Care Transitions Coaching
What is Coaching?
The Care Transition Intervention (CTI), is a formal coaching model developed by Dr. Eric Coleman, MD, Associate Professor of Medicine at the University of Colorado Health Science Center, and is being adopted by several providers in the Quality Insights Care Transition Community Project as an intervention to help reduce un necessary re-admissions. A Coleman CTI training was held May 28 and 29, 2009 for the community participants to prepare them to implement the intervention in July.
The goal of the coaching intervention (CTI) is to improve care transitions by providing patients and primary care givers with tools, support, and to promote knowledge and self management as they journey through all transitions, states Coleman.
The purpose of a care transition coach is to bridge the gaps that exist in the present health care system as patients journey from one setting to another. Coaches assist patients with chronic illness who often require care from multiple settings and often find the systems failed them due to a lack of care coordination and fragmentation of communication between those settings. A care transition occurs anytime a patient moves from one health care setting to another.
When a patient is ready to return home after a hospitalization there needs to be effective and timely communication and coordination between settings and clear instructions for the patient, however, this rarely happens. Patients report they feel frustrated with the repetitious questions and duplication of required documentation.
The coach functions as a facilitator and advocate, not a hands on caregiver. The coach listens to the patient and helps them develop goals while empowering them to evolve from a passive recipient to an active participant in the self-management of their health care plan.
Research conducted by Dr. Eric Coleman from the University of Colorado indicates the CTI:
1. Improves communication
2. Builds cross setting relationships
3. Redesigns workflow
Why we do coaching
Patients generally have not developed a skill set to play an active role in their health care management and often develop a feeling of helplessness and dependency. During an episode of illness, many patients receive health care in a variety of settings putting them at risk for fragmented and poorly executed care transitions. The results often include duplication of services, inappropriate care, medication errors, patient and caregiver distress, higher costs due to re-hospitalization and inappropriate use of emergency services.
Most beneficiaries do not:
- Understand medication management
- Recognize warning signs
- Effectively manage health care needs
- Receive adequate or in many cases any f/u care post discharge
- Manage crisis episodes well and panic or call 911/ED as a resource
- Have confidence to navigate the system
Coaches assist practitioners in the coordination of services as well as develop workflows with providers to involve beneficiaries and caregivers in the process. This process assures appropriate professional involvement, addressing issues effectively and efficiency without duplication and allows for seamless implementation of the care plan and treatment goals. This is of benefit to the beneficiary as it reduces the potential risk for a re-admission while improving the quality of the care they receive.

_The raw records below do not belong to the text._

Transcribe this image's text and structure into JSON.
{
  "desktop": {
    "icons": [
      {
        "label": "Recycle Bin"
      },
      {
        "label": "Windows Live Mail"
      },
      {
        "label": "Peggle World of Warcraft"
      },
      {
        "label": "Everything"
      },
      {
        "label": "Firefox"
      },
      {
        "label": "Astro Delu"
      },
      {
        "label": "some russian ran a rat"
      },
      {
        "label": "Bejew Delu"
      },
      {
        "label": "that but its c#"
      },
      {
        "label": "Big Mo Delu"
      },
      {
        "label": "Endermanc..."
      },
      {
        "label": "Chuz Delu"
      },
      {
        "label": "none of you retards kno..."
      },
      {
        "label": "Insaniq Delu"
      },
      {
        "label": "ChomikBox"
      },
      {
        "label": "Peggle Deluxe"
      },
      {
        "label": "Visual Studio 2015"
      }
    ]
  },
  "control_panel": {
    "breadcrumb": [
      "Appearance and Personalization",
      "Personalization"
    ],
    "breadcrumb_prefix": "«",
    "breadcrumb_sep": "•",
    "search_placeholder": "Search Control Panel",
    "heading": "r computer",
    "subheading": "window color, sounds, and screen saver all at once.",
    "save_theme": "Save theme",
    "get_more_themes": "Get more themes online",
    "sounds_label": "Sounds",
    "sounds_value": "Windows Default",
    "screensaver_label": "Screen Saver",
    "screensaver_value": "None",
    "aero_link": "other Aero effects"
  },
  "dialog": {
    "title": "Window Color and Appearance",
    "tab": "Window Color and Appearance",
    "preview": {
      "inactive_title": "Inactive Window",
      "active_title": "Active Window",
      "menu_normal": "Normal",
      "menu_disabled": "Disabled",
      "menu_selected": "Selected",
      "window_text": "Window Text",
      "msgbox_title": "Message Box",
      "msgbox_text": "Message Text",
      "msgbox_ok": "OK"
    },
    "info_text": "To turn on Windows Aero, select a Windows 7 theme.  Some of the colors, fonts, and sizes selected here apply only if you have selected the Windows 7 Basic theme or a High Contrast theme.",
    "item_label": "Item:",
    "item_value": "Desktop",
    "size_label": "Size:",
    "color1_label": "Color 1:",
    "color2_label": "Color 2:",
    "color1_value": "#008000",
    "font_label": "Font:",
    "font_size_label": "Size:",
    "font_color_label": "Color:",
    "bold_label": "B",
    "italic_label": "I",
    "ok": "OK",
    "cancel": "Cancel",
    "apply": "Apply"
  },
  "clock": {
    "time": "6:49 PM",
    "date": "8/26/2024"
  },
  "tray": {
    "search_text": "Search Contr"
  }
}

Coaches facilitate beneficiary activation and self management sessions that contribute to continuity of care during the transition process. This process collaboratively strategizes actions and activities to meet beneficiary goals, provides a contact in case problems arise, and identifies and trouble shoots gaps indentified during the transition process.
CTI works well for beneficiaries with chronic illness who have complex care needs and are involved with a variety of practitioners. These patients often have co-morbidities and frequent exacerbations that are a challenge to manage due to fragmentation of processes and communication between providers and settings. Patients with chronic illness such as CHF/PNE/COPD are often at high risk for re-admission.
Coaches can be either clinical/non-clinical staff trained in coach techniques, principles and concepts of CTI and have an overall understanding of Care Transitions. Both Westmoreland and Southwestern Pennsylvania Area Agencies on Aging are participating in the community based project by providing the coach staff. These agencies see the goals of the project as congruent with their mission statements and will be implementing the intervention in July 2009. They share the goal of reducing unnecessary hospital readmissions for beneficiaries in their community. This is truly a cross setting effort in collaboration with Excela Health Systems and Monongahela Valley Hospital. This unique partnership that highlights Pennsylvania as one of the few pilot states developing this model.
What coaching is not
Not only is it important to understand what the coach role is, understanding what it is not is equally important. In contrast to case management CTI coaches support a self management model and they are not direct hands on caregivers, clinical manager or teachers. They do not "do" for the patient nor do they develop the agenda. Their role is to listen to the patient and support them in meeting their self stated goals. The coach serves as a guide for tasks but does not "take charge".